È da tempo che progettiamo il test drive definitivo all’aperto. Un segnale da dare a Loro là fuori che noi ci siamo e siamo pronti. Martines ha creato una speciale miscela di carburante, mischiando benzina e detersivo per piatti che ne esalta le proprietà combustibili. Il nostro obiettivo è percorrere il quarto di miglio in meno di tre secondi e mezzo. Sarò io a guidare il veicolo nonostante sia anche l’elemento più prezioso. Martines è troppo poco agile per entrare dentro, Telonio è troppo gracile per resistere all’accelerazione. Io che sono una via di mezzo vado bene.

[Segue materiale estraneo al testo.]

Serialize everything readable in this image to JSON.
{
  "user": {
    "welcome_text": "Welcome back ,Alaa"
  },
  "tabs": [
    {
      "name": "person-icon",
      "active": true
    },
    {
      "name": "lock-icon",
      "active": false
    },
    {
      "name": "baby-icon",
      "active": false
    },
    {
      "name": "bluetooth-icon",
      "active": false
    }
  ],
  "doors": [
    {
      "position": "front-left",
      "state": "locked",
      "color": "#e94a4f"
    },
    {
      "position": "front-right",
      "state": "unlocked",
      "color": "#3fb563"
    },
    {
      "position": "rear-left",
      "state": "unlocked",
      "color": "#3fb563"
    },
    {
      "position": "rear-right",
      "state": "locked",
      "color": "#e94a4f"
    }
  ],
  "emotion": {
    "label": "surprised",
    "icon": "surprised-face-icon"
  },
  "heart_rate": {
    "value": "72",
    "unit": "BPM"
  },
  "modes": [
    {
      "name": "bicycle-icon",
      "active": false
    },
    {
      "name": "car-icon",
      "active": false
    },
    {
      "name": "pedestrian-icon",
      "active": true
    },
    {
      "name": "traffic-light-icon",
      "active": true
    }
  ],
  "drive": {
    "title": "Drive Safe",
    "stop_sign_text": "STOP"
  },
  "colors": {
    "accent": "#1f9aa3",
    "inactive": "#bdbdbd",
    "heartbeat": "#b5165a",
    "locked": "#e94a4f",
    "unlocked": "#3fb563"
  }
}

Ho deciso infine di coinvolgere il professor Màrtin nel test drive decisivo. Possiamo finalmente portarlo a capire che stiamo facendo sul serio, dimenticando per ora come ci guardava male in quella sala. Noi indossavamo il foilhat e ascoltavamo la conferenza interessati, ignorando l’ostilità di tutti quelli che avevamo attorno.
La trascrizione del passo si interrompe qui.